The Google Street View program has been controversial in many nations after user data was collected without public knowledge or permission from 2007 to 2010.

Google's Street View project now covers 50 nations around the world, providing images taken by Street View vehicles that are driven up and down countless thousands of miles of local streets as part of the company's global mapping efforts.

Two countries, Hungary and the Kingdom of Lesotho in Africa, are the latest being added to the growing project, according to an April 23 post by Ulf Spitzer, program manager of Google Street View, on the Google Lat Long Blog.

"Whether you're planning a summer vacation to visit the Colosseum or exploring potential neighborhoods for your next move, Street View gives you instant access to the places you want to see—even before you leave the house," wrote Spitzer.

"Today, we've reached 50 countries with the launch of Street View in Hungary and Lesotho and are significantly expanding our coverage in Poland and Romania, among other locations around the world.

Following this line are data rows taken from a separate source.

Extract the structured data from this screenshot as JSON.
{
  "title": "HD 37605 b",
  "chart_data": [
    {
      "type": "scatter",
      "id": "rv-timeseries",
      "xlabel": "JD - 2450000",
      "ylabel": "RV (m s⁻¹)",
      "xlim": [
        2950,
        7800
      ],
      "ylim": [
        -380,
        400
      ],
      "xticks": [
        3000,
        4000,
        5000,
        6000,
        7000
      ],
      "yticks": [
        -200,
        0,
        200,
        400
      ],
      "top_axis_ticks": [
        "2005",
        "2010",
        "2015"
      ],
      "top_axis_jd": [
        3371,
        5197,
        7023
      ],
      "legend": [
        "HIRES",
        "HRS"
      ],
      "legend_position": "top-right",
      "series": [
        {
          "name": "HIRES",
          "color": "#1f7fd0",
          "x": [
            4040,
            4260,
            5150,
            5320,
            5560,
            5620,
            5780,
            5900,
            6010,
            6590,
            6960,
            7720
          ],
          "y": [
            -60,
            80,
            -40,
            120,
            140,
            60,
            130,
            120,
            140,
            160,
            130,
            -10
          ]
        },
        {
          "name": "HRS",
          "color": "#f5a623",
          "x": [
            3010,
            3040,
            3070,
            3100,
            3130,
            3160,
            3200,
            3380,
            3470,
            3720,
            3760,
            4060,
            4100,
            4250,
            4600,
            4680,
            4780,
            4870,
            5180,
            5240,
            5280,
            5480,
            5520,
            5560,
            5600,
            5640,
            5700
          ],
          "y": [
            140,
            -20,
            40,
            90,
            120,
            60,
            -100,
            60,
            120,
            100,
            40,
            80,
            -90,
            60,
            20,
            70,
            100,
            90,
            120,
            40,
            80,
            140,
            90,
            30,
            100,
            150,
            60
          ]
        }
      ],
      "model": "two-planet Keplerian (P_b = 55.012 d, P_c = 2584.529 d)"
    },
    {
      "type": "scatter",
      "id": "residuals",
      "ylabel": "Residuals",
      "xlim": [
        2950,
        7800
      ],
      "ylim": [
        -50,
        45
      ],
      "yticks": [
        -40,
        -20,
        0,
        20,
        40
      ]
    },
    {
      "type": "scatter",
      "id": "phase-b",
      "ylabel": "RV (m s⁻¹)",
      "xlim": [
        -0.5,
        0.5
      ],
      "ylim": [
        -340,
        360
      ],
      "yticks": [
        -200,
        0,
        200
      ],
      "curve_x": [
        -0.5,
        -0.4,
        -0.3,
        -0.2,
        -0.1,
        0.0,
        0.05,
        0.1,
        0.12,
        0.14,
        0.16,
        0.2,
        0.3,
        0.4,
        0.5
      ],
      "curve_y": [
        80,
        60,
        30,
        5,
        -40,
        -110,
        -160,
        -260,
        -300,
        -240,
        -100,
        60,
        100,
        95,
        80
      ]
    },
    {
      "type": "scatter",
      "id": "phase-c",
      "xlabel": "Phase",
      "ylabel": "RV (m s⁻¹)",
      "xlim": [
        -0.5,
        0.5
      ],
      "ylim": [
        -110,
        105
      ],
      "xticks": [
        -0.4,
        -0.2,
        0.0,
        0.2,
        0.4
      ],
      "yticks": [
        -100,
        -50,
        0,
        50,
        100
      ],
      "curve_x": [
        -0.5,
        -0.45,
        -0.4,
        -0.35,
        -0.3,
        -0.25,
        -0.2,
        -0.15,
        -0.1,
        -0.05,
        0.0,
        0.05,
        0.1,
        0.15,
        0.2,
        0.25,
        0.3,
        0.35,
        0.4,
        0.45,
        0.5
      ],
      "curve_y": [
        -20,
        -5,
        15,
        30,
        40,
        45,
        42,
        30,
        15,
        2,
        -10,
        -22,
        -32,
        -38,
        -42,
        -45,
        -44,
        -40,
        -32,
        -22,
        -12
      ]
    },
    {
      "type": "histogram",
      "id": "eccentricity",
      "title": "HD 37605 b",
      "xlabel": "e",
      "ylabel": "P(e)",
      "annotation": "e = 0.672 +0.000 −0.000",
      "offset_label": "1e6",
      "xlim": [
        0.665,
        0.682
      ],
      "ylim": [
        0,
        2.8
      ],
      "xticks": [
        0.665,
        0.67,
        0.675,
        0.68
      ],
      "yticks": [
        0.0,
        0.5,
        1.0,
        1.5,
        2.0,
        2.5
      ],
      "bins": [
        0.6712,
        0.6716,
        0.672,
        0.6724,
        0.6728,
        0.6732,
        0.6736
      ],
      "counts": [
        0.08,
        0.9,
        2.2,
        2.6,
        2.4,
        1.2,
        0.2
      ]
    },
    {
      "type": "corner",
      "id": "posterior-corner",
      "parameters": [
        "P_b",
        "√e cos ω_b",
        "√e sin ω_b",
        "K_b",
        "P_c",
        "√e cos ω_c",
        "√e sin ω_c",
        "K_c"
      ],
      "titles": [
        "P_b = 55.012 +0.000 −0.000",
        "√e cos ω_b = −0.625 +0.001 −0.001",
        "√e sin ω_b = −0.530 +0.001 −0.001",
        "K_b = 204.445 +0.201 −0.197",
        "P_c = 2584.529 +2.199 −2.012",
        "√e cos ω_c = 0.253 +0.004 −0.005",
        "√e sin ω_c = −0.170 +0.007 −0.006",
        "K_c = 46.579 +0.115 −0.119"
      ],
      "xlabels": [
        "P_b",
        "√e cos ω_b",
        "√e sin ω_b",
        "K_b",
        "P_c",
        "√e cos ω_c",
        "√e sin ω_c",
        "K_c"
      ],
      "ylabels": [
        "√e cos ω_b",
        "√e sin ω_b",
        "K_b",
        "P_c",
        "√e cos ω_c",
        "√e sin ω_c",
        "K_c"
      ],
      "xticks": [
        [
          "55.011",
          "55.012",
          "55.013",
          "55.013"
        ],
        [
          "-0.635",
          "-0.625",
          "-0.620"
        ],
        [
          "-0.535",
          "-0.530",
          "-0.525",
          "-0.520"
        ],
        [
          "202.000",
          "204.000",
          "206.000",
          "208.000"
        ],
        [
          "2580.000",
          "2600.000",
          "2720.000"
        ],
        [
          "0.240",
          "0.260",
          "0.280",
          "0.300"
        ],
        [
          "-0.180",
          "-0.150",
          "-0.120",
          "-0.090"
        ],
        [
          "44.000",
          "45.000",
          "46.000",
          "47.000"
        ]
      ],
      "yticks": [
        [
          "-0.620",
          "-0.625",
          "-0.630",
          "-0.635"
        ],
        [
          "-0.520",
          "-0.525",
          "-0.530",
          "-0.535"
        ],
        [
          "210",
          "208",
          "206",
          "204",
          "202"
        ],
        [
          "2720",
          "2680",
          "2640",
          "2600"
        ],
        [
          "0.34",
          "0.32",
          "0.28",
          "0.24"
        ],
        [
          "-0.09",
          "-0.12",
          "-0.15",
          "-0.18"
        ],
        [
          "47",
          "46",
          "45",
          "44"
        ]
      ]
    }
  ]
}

This is also the largest single update of Street View imagery we've ever pushed, including new and updated imagery for nearly 350,000 miles of roads across 14 countries."

For map lovers, Internet users and others, the project is a great resource for information, fascinating photographs of places away from home and a portal into life in other places.

But the 50-nation milestone being celebrated by Google is not without controversy. In many nations around the world, including the United States and a host of nations in Europe, government officials have been taking Google to task over Street View data collection efforts that the countries say were too invasive and violated some of their privacy laws.

Just this week, privacy regulators in Germany levied an $189,167 fine against Google to punish the company for not giving notice that it would be collecting user data as well as images using the Street View vehicle fleet after it began in 2007.

Charles King, principal analyst with Pund-IT, told eWEEK in an interview that running into stricter laws in foreign nations is a fact of life that many companies eventually learn. "It's a fair point to bring up," said King. "The one caveat I'd have is that the trouble Google has been running into in Germany and elsewhere is actually fairly common in enterprises that work on a global basis. They should have known going into Germany, which is one of the strictest countries in Europe in terms of privacy law, that running around taking pictures using cars could get them in hot water."

The Street View program came under scrutiny both in the United States and in Europe after it was learned that Google was gathering the information street-by-street between 2007 and 2010, according to an earlier eWEEK report.

Google didn't just collect photos of houses and businesses; it also intercepted data from WiFi modem transmissions that included personal data such as passwords, emails, text messages, users' Internet usage histories as well as other WiFi information. According to a 2012 report from the U.S. Federal Communications Commission, the Street View vehicles had collected more than 200GB of such payload data.